Example of the deep ocean in the icy moon Europa that may host extraterrestrial life. (Image by NASA/JPL-Caltech, with modifications by Baptiste Journaux)

According to the researchers, planetary exploration missions such as NASA’s Galileo and Cassini-Huygens have taught us that icy moons orbiting distant planets like Jupiter and Saturn have deep, salty oceans, with depths exceeding 100 km. But studying these bodies of water from afar has proved challenging because they exist at low temperatures and extremely high pressures, well beyond anything observed in the Earth’s oceans. 

Using isochoric — or constant-volume — freezing, an innovative thermodynamic technique pioneered by Berkeley researchers for the cryopreservation of human organs and tissues, the researchers were able to meet this challenge efficiently and with great accuracy. They built an isochoric chamber that supercools the aqueous solutions and self-pressurizes to prevent the growth of ice and salt-rich crystals, keeping the water in a liquid state even at subfreezing temperatures.  

The researchers simply set the desired temperature for the solution in the chamber, and due to an often-overlooked nuance of thermodynamics in isochoric systems, the system responds with the corresponding equilibrium pressure. This eliminates the need to perform tedious and time-consuming iterative testing with different temperature and pressure settings.  

Among their findings, the researchers identified for the first time that the shift in the eutectic temperature with the application of pressure is very similar across different aqueous salt solutions, despite their varying concentrations and physical properties — a discovery that could impact future studies and approaches to modeling the icy planetary bodies.  

“This similarity further revealed that the response to pressure of the minimum temperature for a liquid to exist is mainly controlled by the ice and is relatively insensitive to the behavior of the other solid salt phase,” said Powell-Palm. “This provides an invaluable and fundamental rule-of-thumb for future compositional modeling of different solutes and solutions: The pressure dependence of the eutectic temperature may be roughly approximated by the pressure dependence of the melting point of pure ice.” 

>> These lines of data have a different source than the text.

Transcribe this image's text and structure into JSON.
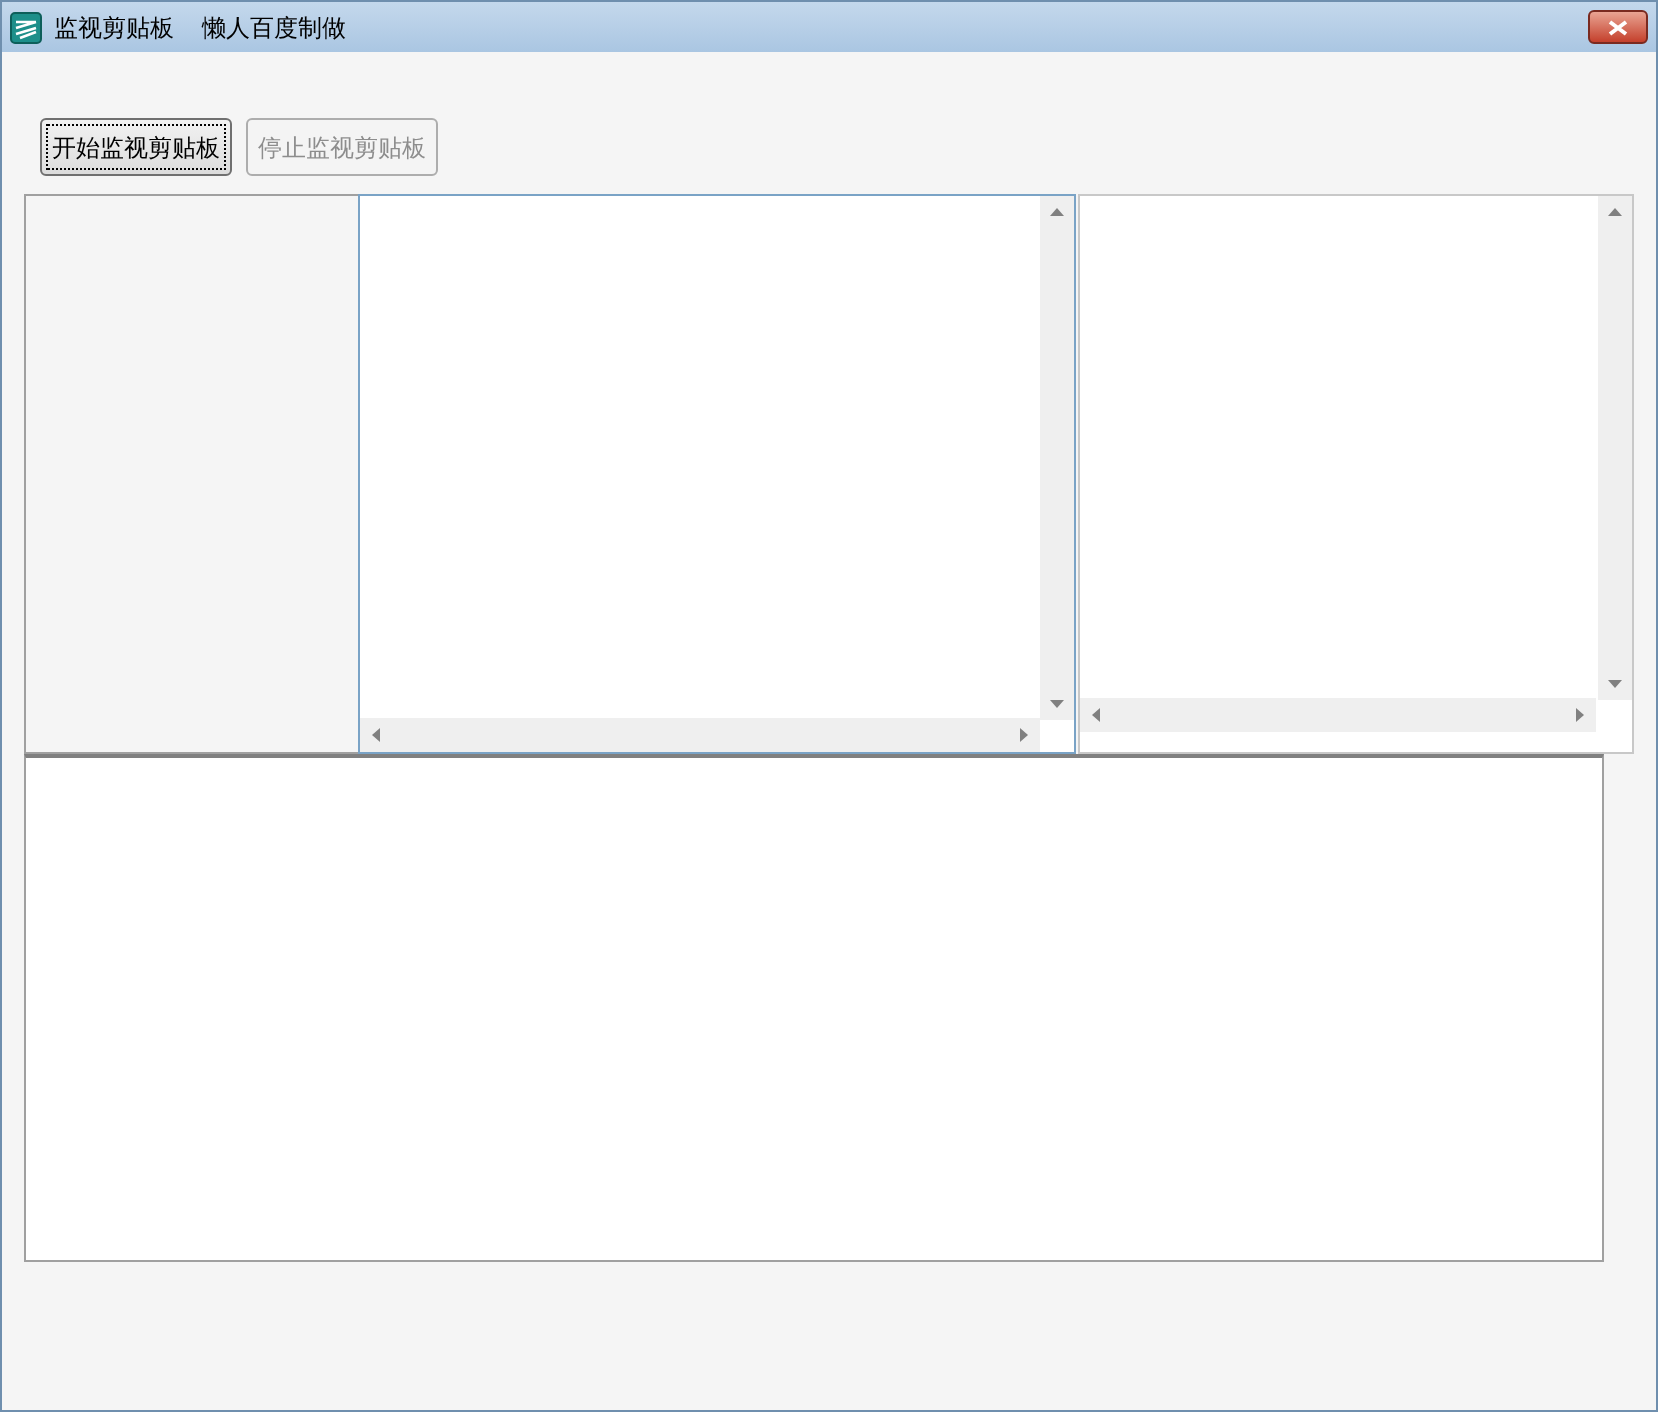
{
  "window": {
    "title": "监视剪贴板",
    "subtitle": "懒人百度制做"
  },
  "buttons": [
    {
      "label": "开始监视剪贴板",
      "disabled": false,
      "focused": true
    },
    {
      "label": "停止监视剪贴板",
      "disabled": true,
      "focused": false
    }
  ]
}
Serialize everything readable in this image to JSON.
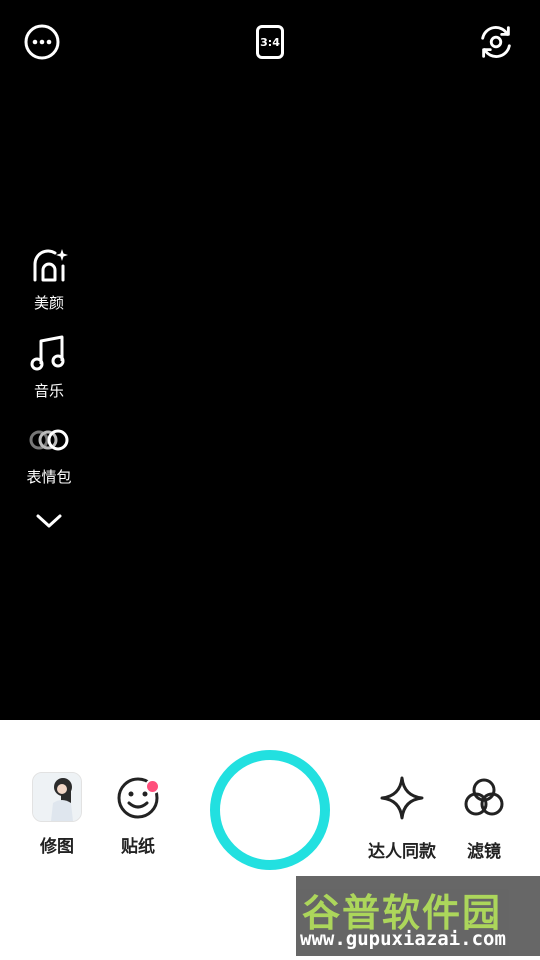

These findings also come at a pivotal time in space science research. “Many of the icy moons in our solar system are targets for exploration over the next few decades, with missions planned by NASA’s Europa Clipper, the European Space Agency’s JUICE spacecraft and NASA’s Dragonfly rotorcraft,” said collaborator Baptiste Journaux of the University of Washington. “The new data obtained from this study may help further researchers’ understanding of the complex geological processes observed in these icy ocean worlds.” 

In addition to Rubinsky, other study authors from UC Berkeley are Brooke Chang, lead author and materials science and engineering undergraduate student; Anthony Consiglio, co-lead author and Ph.D. student in mechanical engineering; Drew Lilley, Ph.D. student in mechanical engineering; and Ravi Prasher, adjunct professor of mechanical engineering.